Меч императора Нерона (Иманов) - страница 29

Сенека полагал, что, посылая к нему Никия, Павел хотел иметь возможность хотя бы смягчать такие гонения. Кто же еще, кроме Аннея Луция Сенеки, учителя Нерона, фактического правителя Рима, мог здесь помочь?

Тут Павел не ошибался, но он упустил время. Оттуда, из колоний, не могло быть видно, как потускнела звезда влияния и власти Сенеки. Еще полгода назад Павел вполне мог на него рассчитывать, но теперь...

Впрочем, эти планы Павла представлялись Сенеке все-таки домыслами, и он отдавал себе отчет в том, что вполне может заблуждаться на его счет. Но, как бы там ни было, он с радостью принял Никия, и мальчишка ему понравился. Он думал, что тот станет переманивать его в свою веру, открыто или исподволь подводить разговоры к этому вопросу. Но он ошибся — Никий ничего такого не говорил и, более того, словно бы сам избегал разговоров о вере и этике назареев. Но мальчишка был интересный. Да, собственно, мальчишкой его могли назвать только по годам, тогда как ум его оказался уже вполне зрелым, а знания довольно обширны, хотя и не очень глубоки. Сенека с интересом беседовал с ним — его суждения бывали порой свежи и необычны. Временами старый философ чувствовал этого юношу равным себе. По крайней мере, равным себе собеседником.

Одно только не нравилось сенатору — какая-то почти болезненная преданность Павлу, или, как неизменно называл его Никий, учителю. Не сама эта преданность раздражала Сенеку, а очевидная зависимость Никия от учителя. Говоря о вещах, к учителю не относящихся, он изъяснялся совершенно свободно, мыслил остроумно и живо, и Сенеке было приятно следить за ходом его рассуждений.

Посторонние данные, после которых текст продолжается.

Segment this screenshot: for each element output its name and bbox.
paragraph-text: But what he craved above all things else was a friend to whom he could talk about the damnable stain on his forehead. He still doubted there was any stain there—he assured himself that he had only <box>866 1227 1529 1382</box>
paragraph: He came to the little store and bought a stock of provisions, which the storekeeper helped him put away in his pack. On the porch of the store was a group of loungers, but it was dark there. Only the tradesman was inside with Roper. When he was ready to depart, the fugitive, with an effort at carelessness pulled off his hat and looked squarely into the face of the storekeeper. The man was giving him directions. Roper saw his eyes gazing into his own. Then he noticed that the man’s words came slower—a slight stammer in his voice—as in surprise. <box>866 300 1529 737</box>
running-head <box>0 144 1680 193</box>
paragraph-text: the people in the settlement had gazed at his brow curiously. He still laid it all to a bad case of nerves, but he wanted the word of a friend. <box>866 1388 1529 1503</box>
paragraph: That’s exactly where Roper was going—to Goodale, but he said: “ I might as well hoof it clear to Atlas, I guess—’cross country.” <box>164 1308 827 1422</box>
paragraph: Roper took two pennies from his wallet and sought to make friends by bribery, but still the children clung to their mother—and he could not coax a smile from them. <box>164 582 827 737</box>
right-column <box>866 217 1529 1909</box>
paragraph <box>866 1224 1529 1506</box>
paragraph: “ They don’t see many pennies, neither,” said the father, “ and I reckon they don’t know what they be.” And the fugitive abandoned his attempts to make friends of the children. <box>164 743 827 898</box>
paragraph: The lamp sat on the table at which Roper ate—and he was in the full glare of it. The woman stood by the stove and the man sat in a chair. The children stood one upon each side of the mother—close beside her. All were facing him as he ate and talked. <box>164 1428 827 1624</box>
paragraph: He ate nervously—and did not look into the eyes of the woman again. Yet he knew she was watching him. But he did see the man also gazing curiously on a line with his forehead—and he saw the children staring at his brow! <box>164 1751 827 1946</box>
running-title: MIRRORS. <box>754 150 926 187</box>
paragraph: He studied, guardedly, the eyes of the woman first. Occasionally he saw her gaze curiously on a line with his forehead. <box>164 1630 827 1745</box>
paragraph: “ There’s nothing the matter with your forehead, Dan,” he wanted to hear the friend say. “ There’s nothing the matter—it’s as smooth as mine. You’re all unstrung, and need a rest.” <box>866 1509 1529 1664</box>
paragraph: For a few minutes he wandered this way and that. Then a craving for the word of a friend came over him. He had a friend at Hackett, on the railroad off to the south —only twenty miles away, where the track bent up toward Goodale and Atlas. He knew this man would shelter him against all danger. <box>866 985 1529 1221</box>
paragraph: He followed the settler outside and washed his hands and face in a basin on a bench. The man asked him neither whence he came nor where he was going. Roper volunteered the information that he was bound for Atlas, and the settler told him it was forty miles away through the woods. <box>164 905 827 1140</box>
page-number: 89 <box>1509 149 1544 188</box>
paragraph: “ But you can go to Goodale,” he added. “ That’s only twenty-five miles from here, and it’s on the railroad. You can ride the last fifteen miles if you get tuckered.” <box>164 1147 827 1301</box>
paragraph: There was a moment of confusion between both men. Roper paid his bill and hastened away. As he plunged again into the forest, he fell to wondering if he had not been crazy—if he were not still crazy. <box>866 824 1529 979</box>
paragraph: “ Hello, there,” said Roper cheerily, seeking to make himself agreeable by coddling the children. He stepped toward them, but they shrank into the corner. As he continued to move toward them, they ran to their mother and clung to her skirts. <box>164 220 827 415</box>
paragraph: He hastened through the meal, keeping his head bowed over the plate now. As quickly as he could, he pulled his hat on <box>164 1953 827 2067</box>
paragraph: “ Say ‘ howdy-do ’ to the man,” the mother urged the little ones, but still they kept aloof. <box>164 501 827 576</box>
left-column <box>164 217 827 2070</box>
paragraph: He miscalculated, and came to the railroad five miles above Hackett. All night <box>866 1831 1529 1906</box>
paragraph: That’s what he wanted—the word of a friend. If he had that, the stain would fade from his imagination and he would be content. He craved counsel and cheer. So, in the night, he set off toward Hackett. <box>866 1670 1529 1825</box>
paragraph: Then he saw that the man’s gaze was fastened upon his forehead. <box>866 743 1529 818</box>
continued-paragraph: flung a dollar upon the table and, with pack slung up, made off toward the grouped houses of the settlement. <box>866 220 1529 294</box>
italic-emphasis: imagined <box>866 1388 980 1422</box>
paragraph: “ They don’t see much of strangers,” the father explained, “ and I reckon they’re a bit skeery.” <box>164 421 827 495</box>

Но если хоть что-нибудь касалось учителя, а тем более его проповедей — тут Никий делался совершенно невыносим: упорно повторял положения, высказанные Павлом, и ни за что не желал посмотреть на них критически. Мало того, если Сенека начинал рассуждать о своих разногласиях с Павлом — а он всегда делал это осторожно, с очевидным уважением к далекому проповеднику, — то Никий замыкался, смотрел себе под ноги, и порой сенатору казалось, что он его просто не слышит. Порой Сенека относился к этому снисходительно, но бывали минуты, когда он раздражался и не умел себя сдержать.

— Ты раб Павла, а не его ученик! — однажды вскричал он в сердцах.

Никий медленно поднял голову, пристально посмотрел на сенатора, и последний с удивлением заметил в его взгляде снисходительность, а не злость. Никий с жалостью посмотрел на Сенеку и тихо ответил:

— Человек не может быть ничьим рабом, потому что он раб одного только Бога.